31. BÖLÜM

14.2K 782 1.8K
                                    


23. BÖLÜM: BEKLENMEDİK MİSAFİR

Üzerimdeki örtünün serin kumaşı, kısa şortun altında çıplak kalan bacaklarıma zarifçe dokunuyordu. Boş tavanı seyrederken bacağımı hafifçe yataktan aşağı sarkıttım, beyaz tavanın boş zemini artık bana eski korkunç hikâyelerimi fısıldamıyordu. Pencerenin önündeki ağacın gölgesi artık zihnime uzanamıyordu.

Uyumanın mümkün olmadığını anladığım an yataktan kalkıp rahatlamak için omuzlarımı gerdim. Komodinin üzerinden sigara paketini alıp doğrudan ağzıma götürdüm ve dışarıya taşmış bir dalı dudaklarıma kıstırınca hareketime gülümsedim. Sigarayı ateşe verip her defasında üzerindeki yazıyla tenimi okşayan zippoyu, parmaklarım arasında çevirerek pencerenin önüne geçtim.

Riva'nın evi her zamanki sakinliğini koruyor diye düşünmüştüm ama ön bahçenin girişinde anlamadığım küçük bir kalabalık vardı. Ne olduğuna bakmak için üzerime uzun kollu bir polar kazak geçirip çıplak ayaklarla odadan dışarıya çıktım.

"Efendim, bir sorun mu var?" Odamın önünde bekleyen korumalardan biri benim için kapıyı kapattı, diğeri aceleci adımlarla peşimden geliyordu. Cevap vermeden bir nefes daha çekip merdivenlerden inmeye koyuldum. Beyaz mermerlerin buz gibi hissini bir şekilde seviyordum bu yüzden çıplak ayakla dolaşmak hafif ve özgür hissettiriyordu.

"Ne oluyor orada?" Taş zeminin üzerinde parmak uçlarımda yürürken kargaşaya neden olan o şeyi çözmeye çalışıyordum.

"Biri içeriye girmek istiyor, efendim."

"Babam yok mu, ne istiyormuş?" Kaşlarımı çatarak parmak uçlarımda biraz daha yükseldim, kimden bahsettiklerini görmeye çalışırken girdi sarışın bir kız kareme.

"Yoklar efendim, dışarıda herkes." Kolumdaki siyah kordonlu saate bakıp 23.18 olduğunu görünce dudaklarımı ısırdım. "Tamam, geri çekilin." Korumalar belli bir mesafe geri çekilip yine de tetikte kaldılar.

"Burası yoldan çıktı demişlerdi ama bu kadarını tahmin etmiyordum!" diye söyleniyordu kız. Bahçenin bu kısmında bulunan uzun ve büyük ağaçların gölgesi, doğrudan yüzüne dökülüyordu. Bu yüzden onu daha önce görüp görmediğimi hatırlayamadım.

"Kimsiniz?" diye sordum sigarayı iki parmağımın arasına sıkıştırarak. "Ne istiyorsunuz?"

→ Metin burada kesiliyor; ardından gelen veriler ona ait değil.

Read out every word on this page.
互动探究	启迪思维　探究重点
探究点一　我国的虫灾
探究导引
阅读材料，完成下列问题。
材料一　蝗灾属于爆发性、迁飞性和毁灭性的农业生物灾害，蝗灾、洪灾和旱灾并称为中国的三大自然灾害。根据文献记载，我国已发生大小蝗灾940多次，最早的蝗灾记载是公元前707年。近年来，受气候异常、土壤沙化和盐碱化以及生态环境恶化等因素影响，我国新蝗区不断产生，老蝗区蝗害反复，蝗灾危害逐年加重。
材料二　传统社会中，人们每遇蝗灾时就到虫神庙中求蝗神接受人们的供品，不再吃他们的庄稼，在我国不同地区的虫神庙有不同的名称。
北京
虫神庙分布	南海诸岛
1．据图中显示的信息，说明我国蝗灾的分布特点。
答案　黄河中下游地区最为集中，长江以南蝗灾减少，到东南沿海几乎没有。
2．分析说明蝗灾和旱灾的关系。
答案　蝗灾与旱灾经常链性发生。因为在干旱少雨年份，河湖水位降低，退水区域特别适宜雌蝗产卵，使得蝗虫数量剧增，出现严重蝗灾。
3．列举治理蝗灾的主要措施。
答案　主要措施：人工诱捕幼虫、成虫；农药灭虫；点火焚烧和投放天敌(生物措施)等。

"Fetih," dedi kız huysuzca. "Fetih'i görmek istiyorum." Durum daha ilginç bir hâle gelince, kaşlarımı kaldırarak birkaç saniye bekledim. Bu mesafeden zararsız gözükse de bir Soğuk veya Avcı değildi ama insan olmadığını da biliyordum.

"Bir Hükümdar?"

"Öyle," dedi kız aynı huysuzlukla. Hâline gülmemeye çalıştım. Korumalar kim olduğunu öğrenince irkilerek geri çekildi, gözümden kaçmayan hareketlerine ters bir şekilde baktığımda muhtemelen istemeyerek ama çaresizce kızın etrafını yeniden çevirdiler.

Doğru olan hareket onu buradan göndermek de olsa hadi ama gönderemezdim, Fetih'i arıyorken olmazdı.

"Üzerini arayıp içeri getirin," dedim. "Fetih'i de çağırın."

Ana salona girdiğimde ayaklarımın kirli izi, Riva'nın bembeyaz mermerlerinde benim onda yarattığım etkiyi bırakmıştı ve bundan fazlasıyla hoşlanmıştım. Kızı ortada duran sehpanın arka tarafına kadar üç koruma birlikte getirdi. İri buz mavisi gözlerinde yabani bir ifadeyle onları iteleyip kollarından kurtulmaya çalışıyordu.